AlphaFold and ESM (Evolutionary Scale Modeling) are both cutting-edge computational techniques used in the field of structural biology and protein folding. They have made significant advancements in our understanding of protein structures and functions.
AlphaFold:
AlphaFold is a deep learning-based method developed by DeepMind, a subsidiary of Alphabet Inc. It was first introduced in 2020 and gained widespread attention for its remarkable ability to predict protein structures with high accuracy.
The primary goal of AlphaFold is to predict the 3D atomic structures of proteins from their amino acid sequences. This is a critical task because the 3D structure of a protein is closely linked to its function, and understanding these structures can have profound implications for drug discovery and disease understanding.
AlphaFold uses deep neural networks and deep learning techniques, trained on a vast dataset of protein structures and sequences, to predict the 3D structure of a protein.
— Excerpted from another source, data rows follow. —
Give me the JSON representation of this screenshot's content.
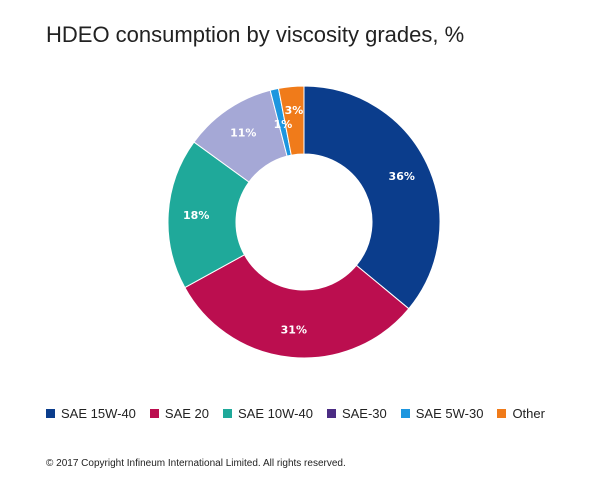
{
  "title": "HDEO consumption by viscosity grades, %",
  "copyright": "© 2017 Copyright Infineum International Limited. All rights reserved.",
  "chart_data": {
    "type": "pie",
    "donut": true,
    "start": "top, clockwise",
    "categories": [
      "SAE 15W-40",
      "SAE 20",
      "SAE 10W-40",
      "SAE-30",
      "SAE 5W-30",
      "Other"
    ],
    "values": [
      36,
      31,
      18,
      0,
      1,
      3
    ],
    "other_slices": [
      {
        "color": "#a5a8d6",
        "value": 11,
        "label": "11%"
      }
    ],
    "slice_order": [
      "SAE 15W-40",
      "SAE 20",
      "SAE 10W-40",
      "_unlabeled",
      "SAE-30",
      "SAE 5W-30",
      "Other"
    ],
    "labels": [
      "36%",
      "31%",
      "18%",
      "",
      "1%",
      "3%"
    ],
    "colors": [
      "#0b3d8c",
      "#bb0e4f",
      "#1fa99a",
      "#4b2c83",
      "#1d96df",
      "#f07b1a"
    ],
    "label_colors": {
      "36%": "#ffffff",
      "31%": "#ffffff",
      "18%": "#ffffff",
      "11%": "#ffffff",
      "1%": "#ffffff",
      "3%": "#ffffff"
    },
    "legend_position": "bottom"
  }
}
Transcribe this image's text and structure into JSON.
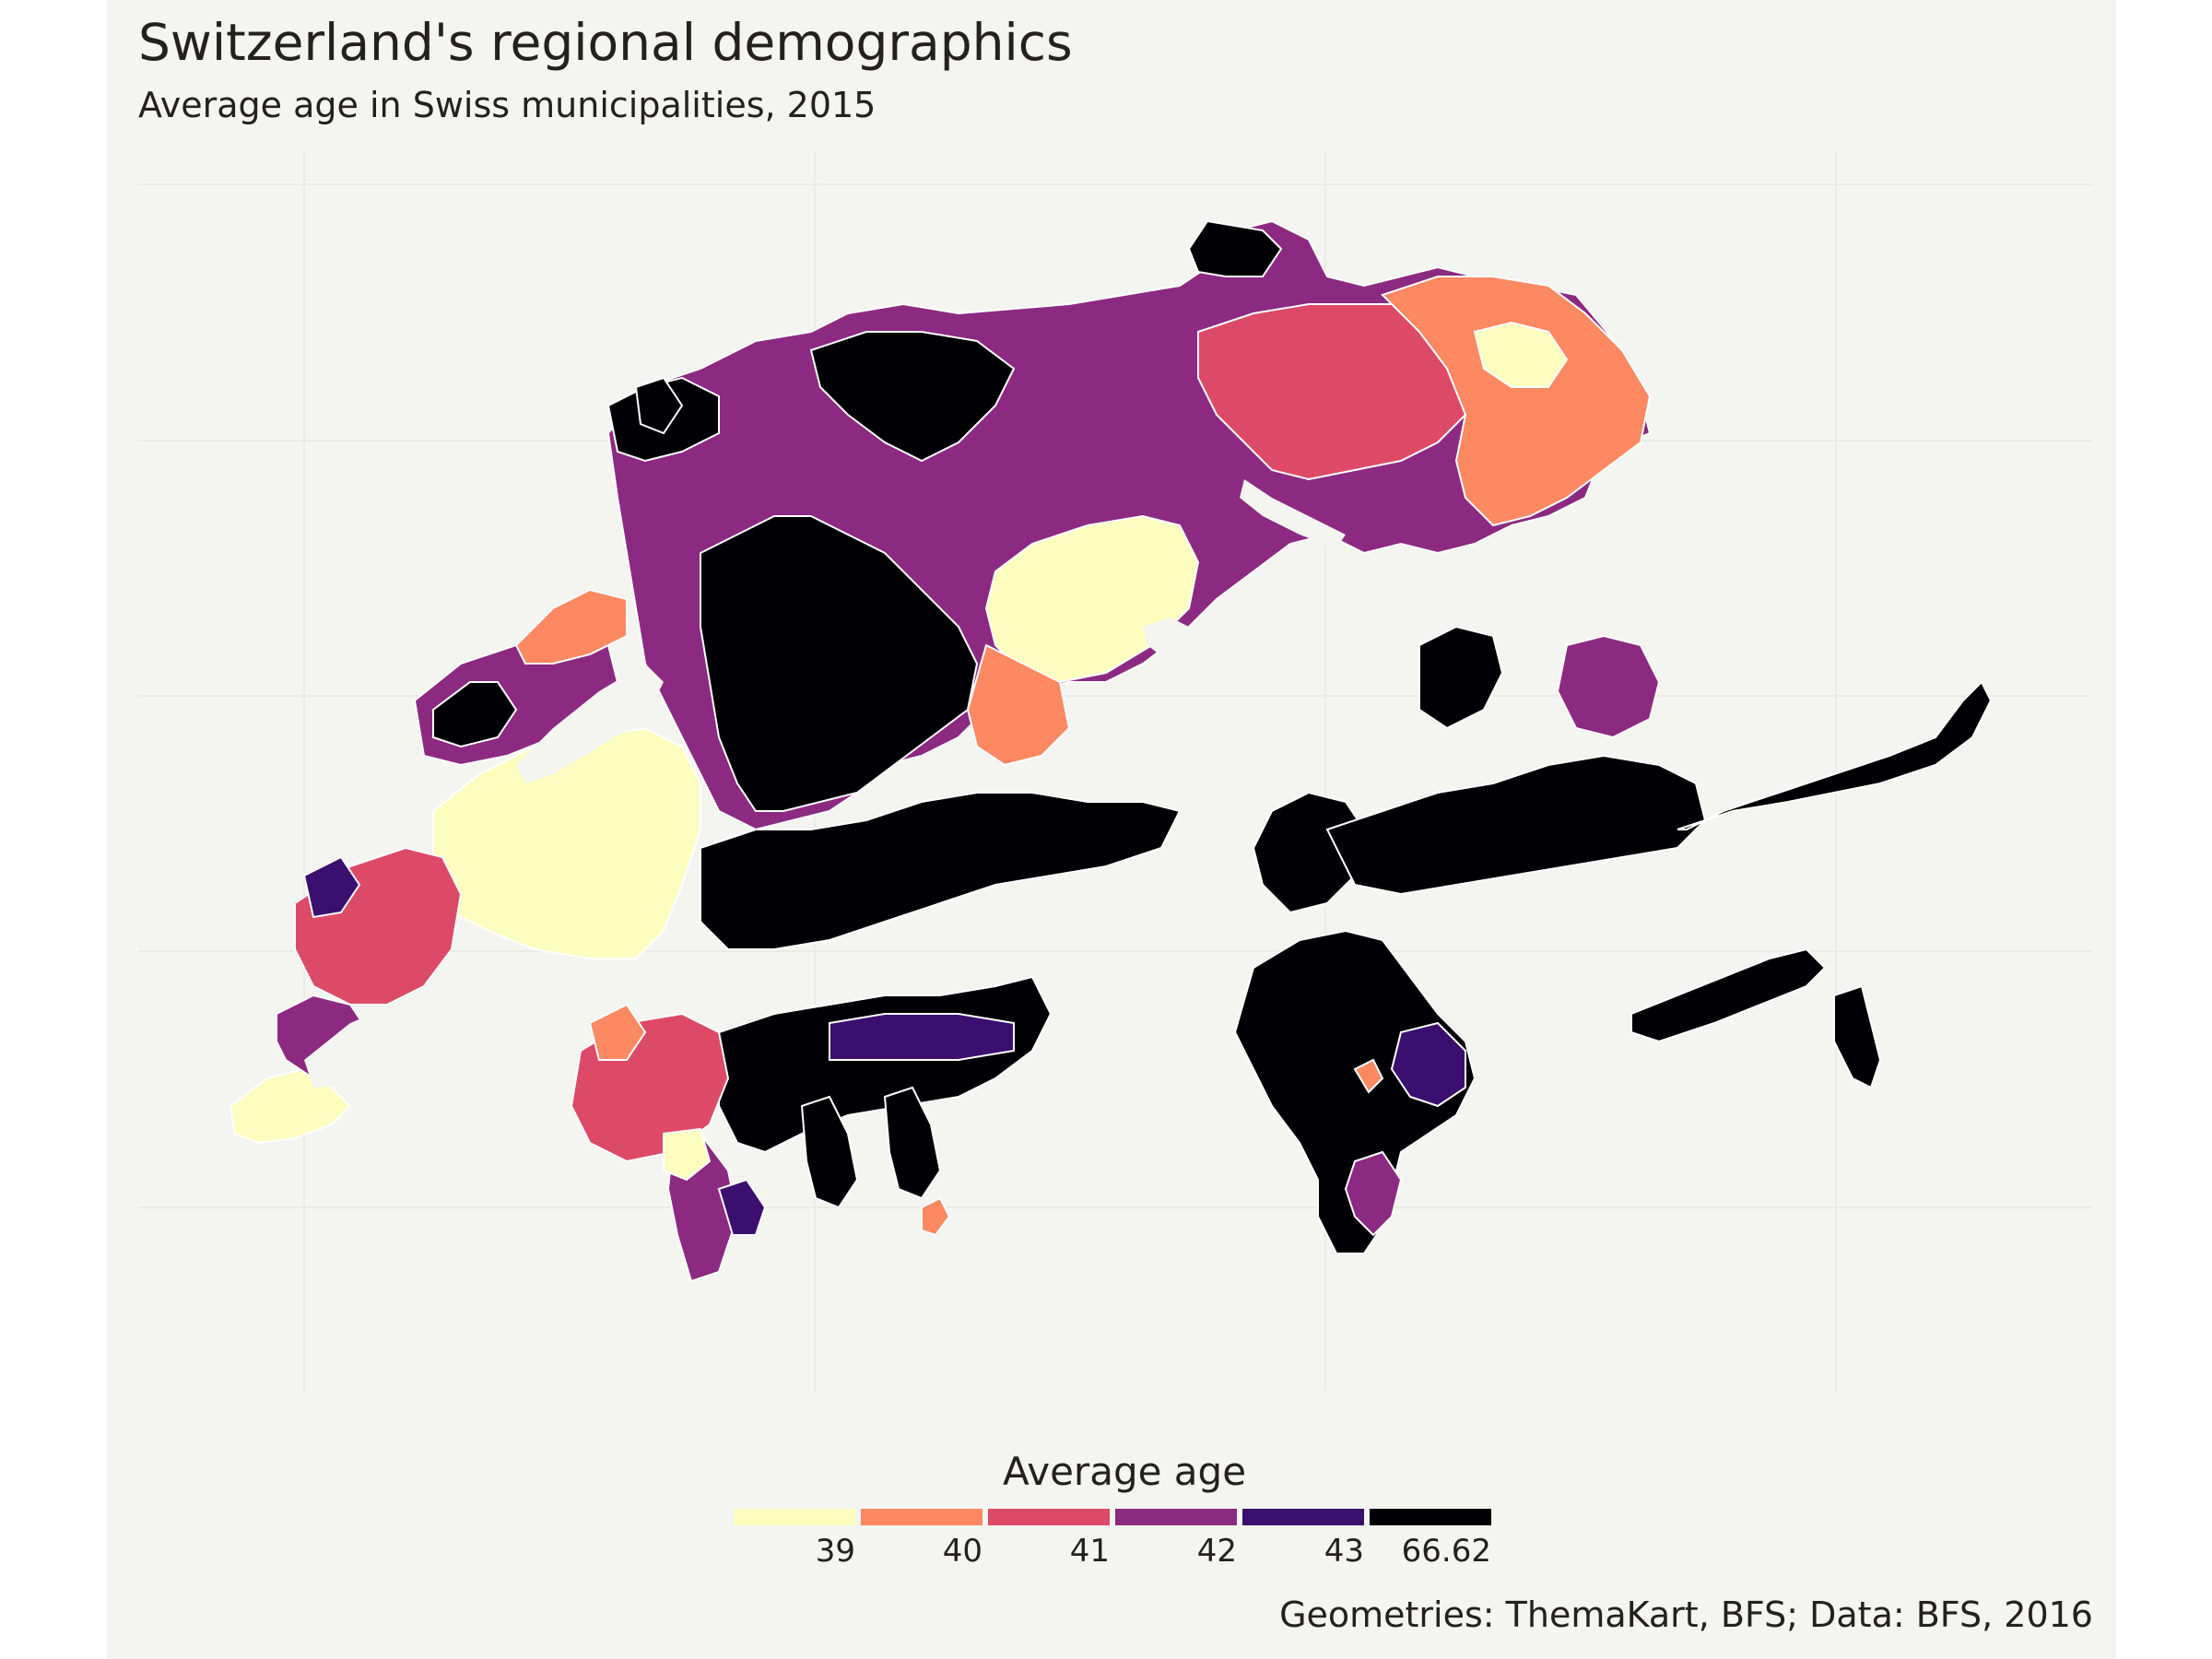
{
  "title": "Switzerland's regional demographics",
  "subtitle": "Average age in Swiss municipalities, 2015",
  "caption": "Geometries: ThemaKart, BFS; Data: BFS, 2016",
  "legend": {
    "title": "Average age",
    "classes": [
      {
        "color": "#fcfdbf",
        "upper_label": "39"
      },
      {
        "color": "#fc8961",
        "upper_label": "40"
      },
      {
        "color": "#dd4a68",
        "upper_label": "41"
      },
      {
        "color": "#8c2981",
        "upper_label": "42"
      },
      {
        "color": "#3b0f70",
        "upper_label": "43"
      },
      {
        "color": "#000004",
        "upper_label": "66.62"
      }
    ]
  },
  "colors": {
    "background": "#f4f4f1",
    "text": "#22211d",
    "grid": "#ebebe5",
    "borders": "#ffffff"
  },
  "map": {
    "subject": "Swiss municipalities choropleth",
    "grid": "on",
    "axes_labels": "none"
  }
}
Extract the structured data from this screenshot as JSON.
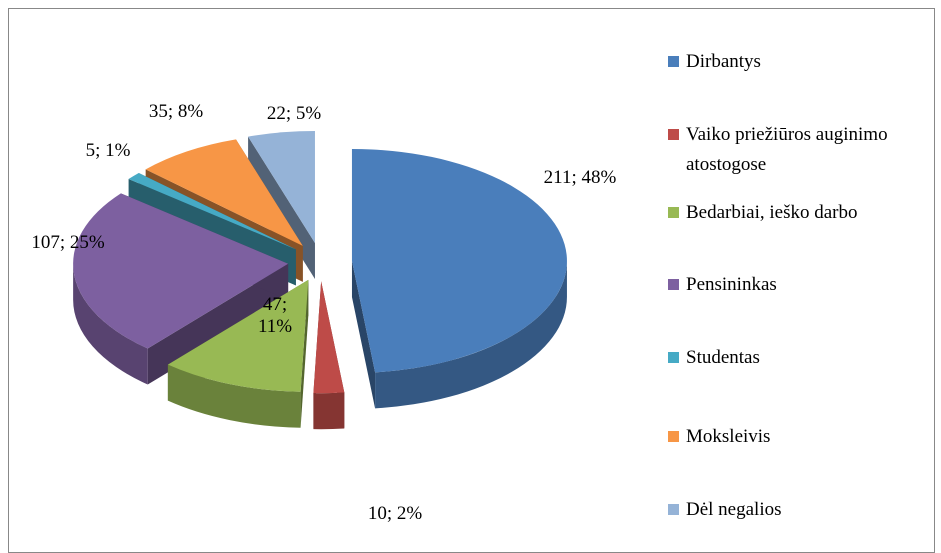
{
  "chart_data": {
    "type": "pie3d",
    "categories": [
      "Dirbantys",
      "Vaiko priežiūros auginimo atostogose",
      "Bedarbiai, ieško darbo",
      "Pensininkas",
      "Studentas",
      "Moksleivis",
      "Dėl negalios"
    ],
    "values": [
      211,
      10,
      47,
      107,
      5,
      35,
      22
    ],
    "value_labels": [
      "211; 48%",
      "10; 2%",
      "47; 11%",
      "107; 25%",
      "5; 1%",
      "35; 8%",
      "22; 5%"
    ],
    "colors": [
      "#4a7ebb",
      "#be4b48",
      "#98b954",
      "#7d60a0",
      "#46aac5",
      "#f79646",
      "#95b3d7"
    ],
    "legend": "right"
  }
}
It combines multiple sources of information, including sequence data and evolutionary information, to make highly accurate structure predictions.
AlphaFold’s breakthroughs have the potential to revolutionize the field of structural biology, as it can significantly accelerate the process of determining protein structures, which previously relied heavily on experimental techniques like X-ray crystallography and cryo-electron microscopy.
ESM (Evolutionary Scale Modeling):
ESM is another computational approach used for protein structure prediction, particularly focused on leveraging evolutionary information.
This technique is based on the idea that the evolutionary history of a protein, as reflected in its amino acid sequence and its homologous sequences found in different species, contains valuable information about its structure and function.
ESM models use deep learning architectures, similar to AlphaFold, but they emphasize the incorporation of evolutionary data, such as multiple sequence alignments, co-evolutionary patterns, and phylogenetic information.
By integrating this evolutionary information, ESM models can make accurate predictions about the 3D structure of a protein, often complementing the predictions made by other methods like AlphaFold.
Both AlphaFold and ESM have made significant contributions to the field of structural biology, enabling researchers to predict protein structures more accurately and efficiently. They are part of a broader effort to bridge the gap between genomics and functional biology, as understanding protein structures is crucial for deciphering their roles in various biological processes and for advancing fields like drug discovery and biotechnology.